On January 30, 2020, Jim Burnley and Fred Wagner were quoted in Law360 regarding the federal Highway Trust Fund. According to the article, House Democrats' renewed push for an infrastructure package doesn't spell out how to finance future projects, stoking fears that an already sharply divided Congress won't reach an agreement on a new multiyear deal to replace surface transportation funding legislation that's set to expire in September.
House Democrats and Republicans agree on a top priority: figuring out how to replenish the federal Highway Trust Fund. It takes in about $38 billion a year from the fuel tax, according to the Congressional Budget Office, but that still falls short of annual demand. As a result, the fund has often been propped up by cash infusions from the federal general fund and other sources.

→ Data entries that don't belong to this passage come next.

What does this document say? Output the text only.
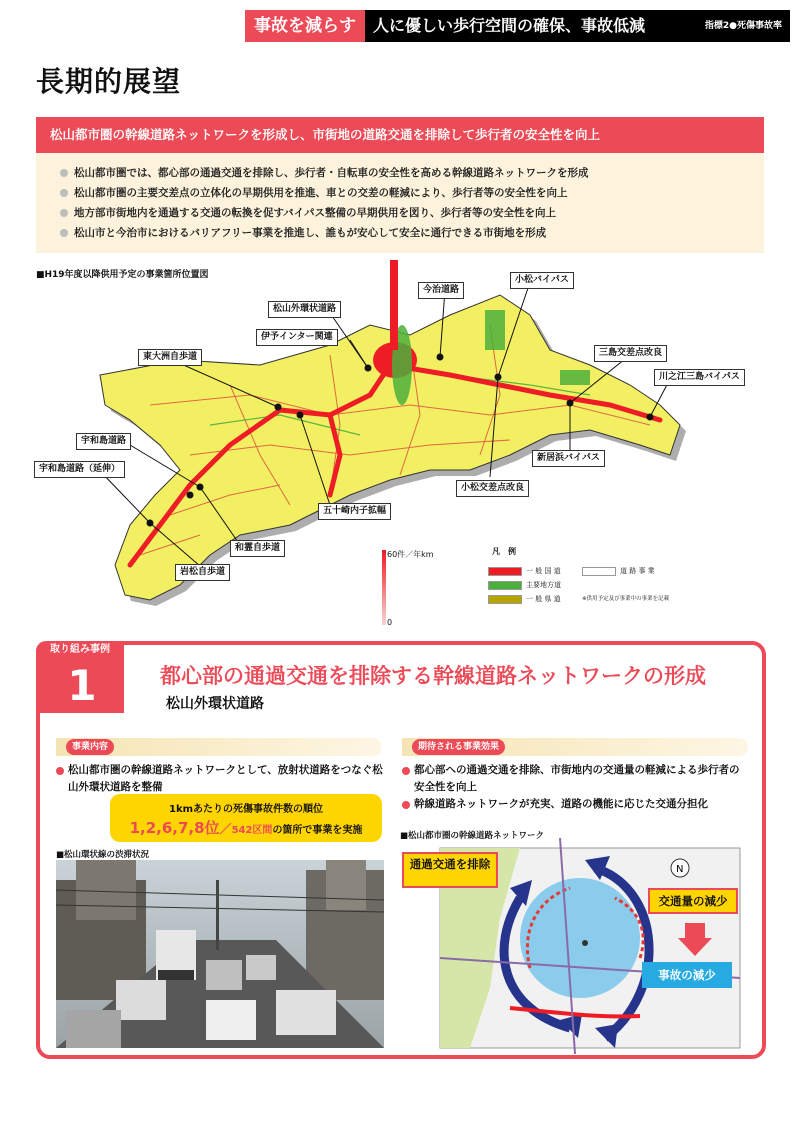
事故を減らす	人に優しい歩行空間の確保、事故低減	指標2●死傷事故率
長期的展望
松山都市圏の幹線道路ネットワークを形成し、市街地の道路交通を排除して歩行者の安全性を向上
松山都市圏では、都心部の通過交通を排除し、歩行者・自転車の安全性を高める幹線道路ネットワークを形成
松山都市圏の主要交差点の立体化の早期供用を推進、車との交差の軽減により、歩行者等の安全性を向上
地方部市街地内を通過する交通の転換を促すバイパス整備の早期供用を図り、歩行者等の安全性を向上
松山市と今治市におけるバリアフリー事業を推進し、誰もが安心して安全に通行できる市街地を形成
松山外環状道路
今治道路
小松バイパス
伊予インター関連
東大洲自歩道	三島交差点改良
川之江三島バイパス
宇和島道路
宇和島道路（延伸）
新居浜バイパス
小松交差点改良
五十崎内子拡幅
和霊自歩道
岩松自歩道
■H19年度以降供用予定の事業箇所位置図
60件／年km
0
凡　例
一 般 国 道
主要地方道
一 般 県 道
道 路 事 業
※供用予定及び事業中の事業を記載
取り組み事例
1	都心部の通過交通を排除する幹線道路ネットワークの形成
松山外環状道路
事業内容
松山都市圏の幹線道路ネットワークとして、放射状道路をつなぐ松山外環状道路を整備
1kmあたりの死傷事故件数の順位
1,2,6,7,8位／542区間の箇所で事業を実施
■松山環状線の渋滞状況
期待される事業効果
都心部への通過交通を排除、市街地内の交通量の軽減による歩行者の安全性を向上
幹線道路ネットワークが充実、道路の機能に応じた交通分担化
■松山都市圏の幹線道路ネットワーク
N
通過交通を排除
交通量の減少
事故の減少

There's widespread agreement that the government cannot keep relying solely on the fuel tax and that the fund cannot continue to be propped up by infusions to stay solvent.
"It's still a game of chicken between Congress and the White House [and] no one is truly going first to say where the money is going to come from," said Wagner. "That's still going to be an issue — who's going to make the first move. There are some hints in the framework as to the directions [they might take]."
The House Democrats' framework also includes a number of ambitious goals to cut carbon pollution, incorporate climate-friendly building materials into infrastructure and construction, and start transitioning fleets of aircraft, buses, and vehicles toward zero emissions. If lawmakers are intent on pushing that agenda, however, they'll have to seriously negotiate a viable fix to the fuel tax and Highway Trust Fund issue.
"It's already falling way short of funding current highway and transit programs and the gap will simply get bigger year after year, particularly if federal policies push people toward electrified vehicles," Burnley said. "That's a very important part of this debate and it's timely. Even if the policies are not adopted to push people toward electrified vehicles in a dramatic way, we still need to have the debate on how to replace fuel taxes."